Thesis submission ID 937 | created | last updated

Bryan A. Whitelaw, Franz Liszt's Sonata Narratives: Large-Scale Forms at the Weimar Court
PhD, Queen’s University Belfast, 2021


Volumes, pp.: 1 (389pp.)  Wordcount: 120000

General specialism: Musicology: Analysis
Historical timeframe: 1848–1861
Key terms, concepts: sonata form; sonata theory; form-functional theory; two-dimensional form; narratology; transtextuality; hermeneutics; reception history; paleography
Key terms, persons: Franz Liszt
Key terms, places: Weimar, Germany
Key terms, genres, instruments: piano sonatas; symphonic poems; symphonies; lieder; overtures

Abstract:
This thesis critically examines the concept of narrative in music by analysing the large-scale, sonata-form instrumental works of Franz Liszt, composed during his tenure as Hofkapellmeister im außerordentlichen Dienst between the years of 1848 to 1861 at the Weimar Court Theatre. Drawing primary attention to the theoretical models of the new Formenlehre, including William Caplin’s theory of formal functions, James Hepokoski and Warren Darcy’s Sonata Theory, and their nineteenth-century complements in Schmalfeldt, Horton, and Vande Moortele, the analyses co-inhabit both empirical and hermeneutic approaches, endorsing the multi-variate methodologies of musicology alongside the literary models of narratology and transtextuality.

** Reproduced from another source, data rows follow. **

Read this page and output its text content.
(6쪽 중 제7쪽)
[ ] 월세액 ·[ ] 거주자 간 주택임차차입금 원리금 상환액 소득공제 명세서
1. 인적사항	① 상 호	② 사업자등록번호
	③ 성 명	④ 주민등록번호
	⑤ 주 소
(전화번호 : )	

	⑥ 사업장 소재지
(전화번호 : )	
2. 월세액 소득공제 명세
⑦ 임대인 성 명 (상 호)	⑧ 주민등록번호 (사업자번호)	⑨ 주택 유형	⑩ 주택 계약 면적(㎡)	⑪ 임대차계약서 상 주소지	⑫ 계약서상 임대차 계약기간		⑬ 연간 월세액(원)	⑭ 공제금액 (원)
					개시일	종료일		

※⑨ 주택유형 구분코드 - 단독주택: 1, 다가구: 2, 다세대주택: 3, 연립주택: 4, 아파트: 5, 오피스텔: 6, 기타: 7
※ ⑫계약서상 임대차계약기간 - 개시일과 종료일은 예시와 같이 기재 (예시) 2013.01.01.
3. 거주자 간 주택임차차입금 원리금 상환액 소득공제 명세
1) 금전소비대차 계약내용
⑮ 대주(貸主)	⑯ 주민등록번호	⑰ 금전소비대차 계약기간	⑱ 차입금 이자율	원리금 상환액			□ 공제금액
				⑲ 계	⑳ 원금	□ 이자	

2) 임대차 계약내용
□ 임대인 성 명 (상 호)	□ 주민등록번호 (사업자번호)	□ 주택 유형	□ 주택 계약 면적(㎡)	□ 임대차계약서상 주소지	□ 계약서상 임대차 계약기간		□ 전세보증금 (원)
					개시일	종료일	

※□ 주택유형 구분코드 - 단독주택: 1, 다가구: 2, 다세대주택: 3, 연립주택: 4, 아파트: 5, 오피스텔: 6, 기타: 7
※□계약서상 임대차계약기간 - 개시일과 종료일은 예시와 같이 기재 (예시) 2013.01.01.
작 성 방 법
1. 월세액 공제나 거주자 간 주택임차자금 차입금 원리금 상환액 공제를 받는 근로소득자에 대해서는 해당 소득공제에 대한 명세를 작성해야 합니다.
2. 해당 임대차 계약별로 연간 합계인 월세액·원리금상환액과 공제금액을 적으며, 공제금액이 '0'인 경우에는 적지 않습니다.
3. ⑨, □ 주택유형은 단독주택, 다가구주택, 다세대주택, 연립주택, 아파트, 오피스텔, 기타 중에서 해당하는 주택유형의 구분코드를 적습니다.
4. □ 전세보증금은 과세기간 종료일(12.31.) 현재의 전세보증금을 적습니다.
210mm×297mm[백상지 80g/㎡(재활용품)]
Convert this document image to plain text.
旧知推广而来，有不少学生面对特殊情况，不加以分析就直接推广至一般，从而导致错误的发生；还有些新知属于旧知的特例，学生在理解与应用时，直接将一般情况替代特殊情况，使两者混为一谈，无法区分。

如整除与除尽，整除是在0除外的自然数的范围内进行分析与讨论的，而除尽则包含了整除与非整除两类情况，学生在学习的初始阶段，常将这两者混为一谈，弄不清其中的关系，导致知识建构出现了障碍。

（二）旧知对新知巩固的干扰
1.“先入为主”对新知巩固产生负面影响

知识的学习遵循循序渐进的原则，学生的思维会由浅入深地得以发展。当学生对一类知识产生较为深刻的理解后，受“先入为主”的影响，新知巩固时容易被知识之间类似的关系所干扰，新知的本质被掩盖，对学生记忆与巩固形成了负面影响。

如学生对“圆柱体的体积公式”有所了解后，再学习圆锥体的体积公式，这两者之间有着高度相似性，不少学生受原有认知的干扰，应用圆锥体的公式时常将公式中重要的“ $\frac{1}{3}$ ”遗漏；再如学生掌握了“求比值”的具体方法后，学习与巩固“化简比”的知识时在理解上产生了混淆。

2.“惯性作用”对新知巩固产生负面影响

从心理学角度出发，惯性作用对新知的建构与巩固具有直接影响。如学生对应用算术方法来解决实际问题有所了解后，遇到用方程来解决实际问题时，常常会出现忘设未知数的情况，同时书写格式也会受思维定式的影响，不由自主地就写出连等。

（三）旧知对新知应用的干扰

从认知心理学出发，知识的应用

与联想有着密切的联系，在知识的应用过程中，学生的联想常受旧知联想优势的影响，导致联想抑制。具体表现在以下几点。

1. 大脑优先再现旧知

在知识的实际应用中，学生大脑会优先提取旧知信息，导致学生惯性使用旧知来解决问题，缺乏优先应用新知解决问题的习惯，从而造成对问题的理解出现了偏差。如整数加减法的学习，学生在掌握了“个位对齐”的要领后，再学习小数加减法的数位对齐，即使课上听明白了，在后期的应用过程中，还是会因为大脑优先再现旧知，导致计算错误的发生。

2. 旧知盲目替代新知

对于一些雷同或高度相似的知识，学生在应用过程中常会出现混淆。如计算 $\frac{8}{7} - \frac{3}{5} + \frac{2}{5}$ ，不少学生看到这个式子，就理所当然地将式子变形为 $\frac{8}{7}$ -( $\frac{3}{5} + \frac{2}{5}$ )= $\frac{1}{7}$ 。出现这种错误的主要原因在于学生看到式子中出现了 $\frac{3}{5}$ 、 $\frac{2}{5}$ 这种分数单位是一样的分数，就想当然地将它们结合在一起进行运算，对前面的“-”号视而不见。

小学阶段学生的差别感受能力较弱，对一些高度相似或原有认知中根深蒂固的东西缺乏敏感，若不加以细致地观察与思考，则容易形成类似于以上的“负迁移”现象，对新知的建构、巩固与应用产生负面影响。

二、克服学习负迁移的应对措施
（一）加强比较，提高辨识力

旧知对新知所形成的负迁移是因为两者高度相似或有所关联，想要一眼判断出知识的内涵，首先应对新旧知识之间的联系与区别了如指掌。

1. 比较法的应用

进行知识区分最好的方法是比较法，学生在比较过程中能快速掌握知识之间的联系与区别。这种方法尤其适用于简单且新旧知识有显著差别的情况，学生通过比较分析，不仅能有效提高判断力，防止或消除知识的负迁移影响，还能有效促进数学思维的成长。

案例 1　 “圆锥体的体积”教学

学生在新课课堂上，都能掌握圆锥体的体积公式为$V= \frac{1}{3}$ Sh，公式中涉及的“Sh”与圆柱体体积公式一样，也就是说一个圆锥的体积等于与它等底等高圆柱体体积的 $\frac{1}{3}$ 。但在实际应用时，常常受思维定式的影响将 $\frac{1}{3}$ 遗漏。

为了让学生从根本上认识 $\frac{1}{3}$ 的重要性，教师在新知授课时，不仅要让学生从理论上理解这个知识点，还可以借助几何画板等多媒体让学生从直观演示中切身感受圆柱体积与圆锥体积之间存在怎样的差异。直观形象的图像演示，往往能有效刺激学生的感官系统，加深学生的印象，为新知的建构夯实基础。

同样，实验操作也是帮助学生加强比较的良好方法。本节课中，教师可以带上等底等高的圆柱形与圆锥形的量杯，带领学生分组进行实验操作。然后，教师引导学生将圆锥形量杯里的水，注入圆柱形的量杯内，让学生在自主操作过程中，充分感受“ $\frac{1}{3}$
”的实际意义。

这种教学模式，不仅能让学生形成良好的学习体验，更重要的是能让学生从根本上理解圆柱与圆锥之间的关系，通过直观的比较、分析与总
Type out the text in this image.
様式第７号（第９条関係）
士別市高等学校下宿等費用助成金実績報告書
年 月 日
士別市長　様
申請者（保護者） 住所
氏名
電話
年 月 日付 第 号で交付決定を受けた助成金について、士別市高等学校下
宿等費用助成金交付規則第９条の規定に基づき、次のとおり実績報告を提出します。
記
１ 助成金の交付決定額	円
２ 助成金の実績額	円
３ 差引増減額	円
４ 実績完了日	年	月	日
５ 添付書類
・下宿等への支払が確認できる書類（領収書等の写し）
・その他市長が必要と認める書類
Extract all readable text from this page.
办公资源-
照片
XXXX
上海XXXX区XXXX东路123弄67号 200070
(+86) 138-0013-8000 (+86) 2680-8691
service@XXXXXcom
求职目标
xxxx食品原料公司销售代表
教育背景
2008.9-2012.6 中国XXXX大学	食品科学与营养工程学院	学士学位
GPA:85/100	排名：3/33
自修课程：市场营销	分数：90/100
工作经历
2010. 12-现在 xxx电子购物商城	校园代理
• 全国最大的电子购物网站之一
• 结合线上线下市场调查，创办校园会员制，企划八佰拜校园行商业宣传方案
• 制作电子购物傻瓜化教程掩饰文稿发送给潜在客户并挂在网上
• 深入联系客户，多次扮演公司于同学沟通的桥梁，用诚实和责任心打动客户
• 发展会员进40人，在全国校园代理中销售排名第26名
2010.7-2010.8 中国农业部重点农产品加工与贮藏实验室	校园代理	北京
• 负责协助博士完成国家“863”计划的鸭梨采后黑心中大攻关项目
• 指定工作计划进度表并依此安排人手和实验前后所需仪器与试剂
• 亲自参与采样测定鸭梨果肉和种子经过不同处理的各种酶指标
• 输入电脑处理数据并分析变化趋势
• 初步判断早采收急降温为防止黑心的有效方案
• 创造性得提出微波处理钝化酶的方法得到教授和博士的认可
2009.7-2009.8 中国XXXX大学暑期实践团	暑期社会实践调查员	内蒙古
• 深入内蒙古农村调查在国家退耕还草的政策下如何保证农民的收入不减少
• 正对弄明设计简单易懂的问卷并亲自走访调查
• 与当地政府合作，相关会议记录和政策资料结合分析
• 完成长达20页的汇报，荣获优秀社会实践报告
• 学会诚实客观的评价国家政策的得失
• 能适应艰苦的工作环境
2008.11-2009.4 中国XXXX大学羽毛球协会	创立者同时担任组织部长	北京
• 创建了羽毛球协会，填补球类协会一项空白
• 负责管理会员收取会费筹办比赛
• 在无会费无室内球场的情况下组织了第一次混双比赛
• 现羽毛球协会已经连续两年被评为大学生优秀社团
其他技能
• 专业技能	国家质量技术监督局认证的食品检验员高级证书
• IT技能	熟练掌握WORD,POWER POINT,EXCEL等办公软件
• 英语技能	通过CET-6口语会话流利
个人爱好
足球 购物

Following a conceptual introduction to narrative theory and detailed review of narrative’s adoption in musicology, the thesis builds a theoretical model for the analysis of large-scale forms in nineteenth-century instrumental music. Key case studies comprise the most important of Liszt’s sonata-form works from this period, including Après une lecture du Dante (Fantasia quasi Sonata) and the Piano Sonata in B Minor; the symphonic poems Les Préludes, Orpheus, Prometheus, and Tasso: Lamento e Trionfo; and “Mephistopheles” from Eine Faust-Symphonie; each of which are analysed here under the rubric of the new Formenlehre for the first time, demonstrating the suitability of Liszt’s inclusion in the field, and endorsing the sonata principle as the foundational structure of his large-scale forms. No less than thirty compositions from Liszt’s Weimar years provide supplementary analytical insights, among further examples from lesser-studied nineteenth-century composers. The thesis arrives at a conceptual framework for the analysis of large-scale sonata forms as narrative processes, guided by the frames of transtextuality, and motivated by an aesthetic dialogue between composer and listener.